Como é que surge cada Desafio? Como é que chega a cada ideia e à concretização dela? “Primeiro surge o problema, sempre. E depois é que o desenvolvo. De início sofria muito, porque não é fácil inventar problemas. Mas a partir de certa altura criei rotinas e quando se criam rotinas as coisas ficam mais fáceis. E o que passei a fazer foi: de cada vez que tinha uma ideia ou que lia qualquer coisa que me dava uma ideia, tomava logo nota e ia metendo num dossier. Agora tenho sempre um dossier com uma série de ideias e já não me custa.” Quantos problemas já fez, até hoje? Uns 1380, aproximadamente.

Problema por resolver

E a matemática, que espreita sempre por detrás de cada problema? “A matemática em si, no dia-a-dia, é muito pouco usada directamente. A aritmética, sim. Agora, a grande vantagem da matemática é pôr as pessoas a pensar, a organizar o raciocínio e a transmitir a forma de pensar. Se isto for dinamizado nas aulas nesse sentido.”

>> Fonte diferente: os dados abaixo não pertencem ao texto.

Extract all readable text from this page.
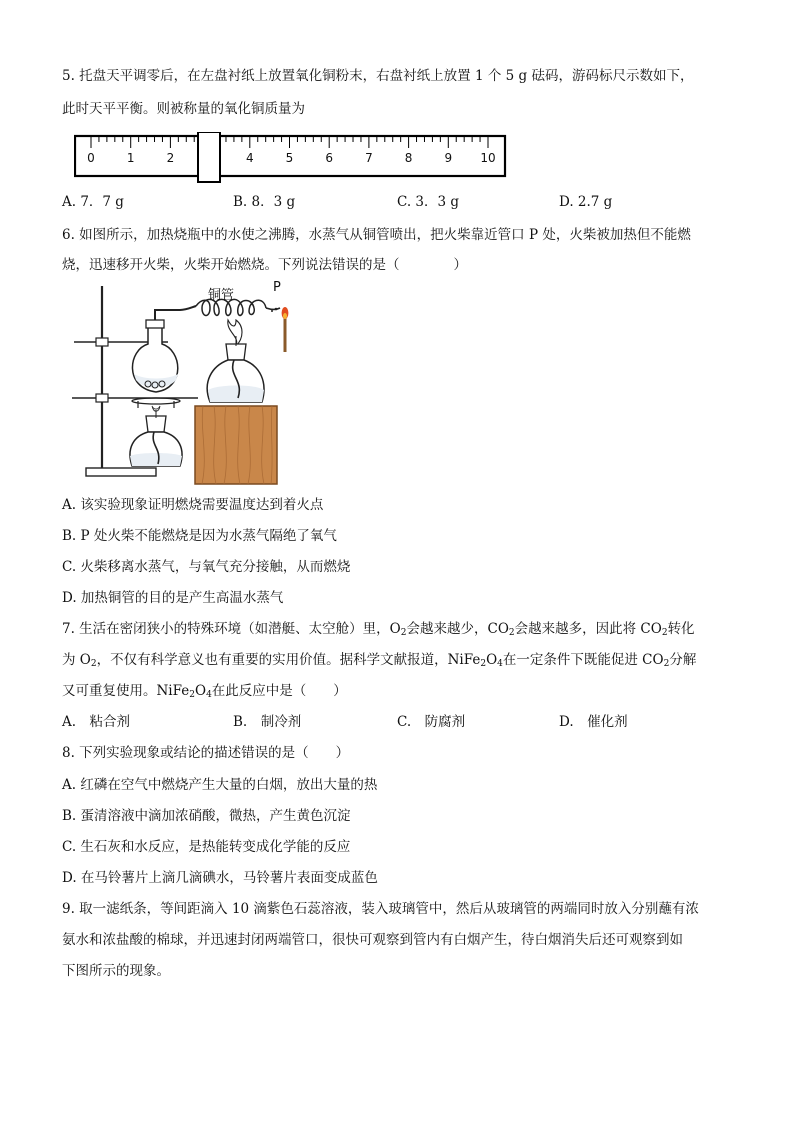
5. 托盘天平调零后，在左盘衬纸上放置氧化铜粉末，右盘衬纸上放置 1 个 5 g 砝码，游码标尺示数如下，
此时天平平衡。则被称量的氧化铜质量为
0	1	2	4	5	6	7	8	9 10
A. 7．7 g	B. 8．3 g	C. 3．3 g	D. 2.7 g
6. 如图所示，加热烧瓶中的水使之沸腾，水蒸气从铜管喷出，把火柴靠近管口 P 处，火柴被加热但不能燃
烧，迅速移开火柴，火柴开始燃烧。下列说法错误的是（　　　　）
铜管
P
A. 该实验现象证明燃烧需要温度达到着火点
B. P 处火柴不能燃烧是因为水蒸气隔绝了氧气
C. 火柴移离水蒸气，与氧气充分接触，从而燃烧
D. 加热铜管的目的是产生高温水蒸气
7. 生活在密闭狭小的特殊环境（如潜艇、太空舱）里，$O_2$会越来越少，$CO_2$会越来越多，因此将 $CO_2$转化
为 $O_2$，不仅有科学意义也有重要的实用价值。据科学文献报道，$NiFe_2O_4$在一定条件下既能促进 $CO_2$分解
又可重复使用。$NiFe_2O_4$在此反应中是（　　）
A.　粘合剂	B.　制冷剂	C.　防腐剂	D.　催化剂
8. 下列实验现象或结论的描述错误的是（　　）
A. 红磷在空气中燃烧产生大量的白烟，放出大量的热
B. 蛋清溶液中滴加浓硝酸，微热，产生黄色沉淀
C. 生石灰和水反应，是热能转变成化学能的反应
D. 在马铃薯片上滴几滴碘水，马铃薯片表面变成蓝色
9. 取一滤纸条，等间距滴入 10 滴紫色石蕊溶液，装入玻璃管中，然后从玻璃管的两端同时放入分别蘸有浓
氨水和浓盐酸的棉球，并迅速封闭两端管口，很快可观察到管内有白烟产生，待白烟消失后还可观察到如
下图所示的现象。
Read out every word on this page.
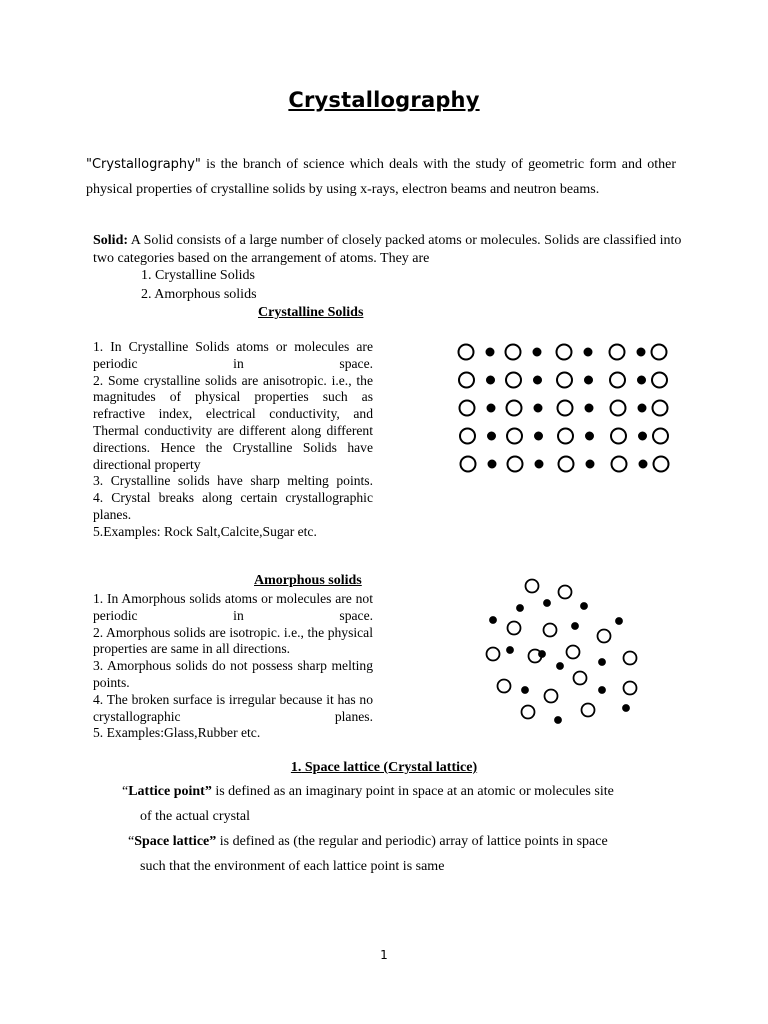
Crystallography
"Crystallography" is the branch of science which deals with the study of geometric form and other physical properties of crystalline solids by using x-rays, electron beams and neutron beams.
Solid: A Solid consists of a large number of closely packed atoms or molecules. Solids are classified into two categories based on the arrangement of atoms. They are
1. Crystalline Solids
2. Amorphous solids
Crystalline Solids

1. In Crystalline Solids atoms or molecules are periodic in space.

2. Some crystalline solids are anisotropic. i.e., the magnitudes of physical properties such as refractive index, electrical conductivity, and Thermal conductivity are different along different directions. Hence the Crystalline Solids have directional property

3. Crystalline solids have sharp melting points.

4. Crystal breaks along certain crystallographic planes.

5.Examples: Rock Salt,Calcite,Sugar etc.

Amorphous solids

1. In Amorphous solids atoms or molecules are not periodic in space.

2. Amorphous solids are isotropic. i.e., the physical properties are same in all directions.

3. Amorphous solids do not possess sharp melting points.

4. The broken surface is irregular because it has no crystallographic planes.

5. Examples:Glass,Rubber etc.

1. Space lattice (Crystal lattice)
“Lattice point” is defined as an imaginary point in space at an atomic or molecules site
of the actual crystal
“Space lattice” is defined as (the regular and periodic) array of lattice points in space
such that the environment of each lattice point is same
1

José Paulo Viana deixou o ensino directo em 2013. Imediatamente antes de se reformar, e depois de ensinar em várias escolas, estava na Escola Secundário Vergílio Ferreira, em Carnide, onde leccionou durante cerca de duas décadas. Não se desligou do ensino, naturalmente, e encara os Desafios como uma actividade complementar do acto de ensinar e, paralelamente, aprender. Dos muitos problemas que fez até hoje não elege nenhum em particular como preferido, está ligado a todos. Mas há um que ainda não publicou porque não está completamente resolvido. Fácil e difícil ao mesmo tempo. “É um problema lindíssimo, de geometria. E tem a ver com polígonos. Um dia sairá.”

Correcção: onde se escreveu, por lapso, que a secção Desafios “foi sempre quinzenal” passou a estar, correctamente, “foi sempre semanal”.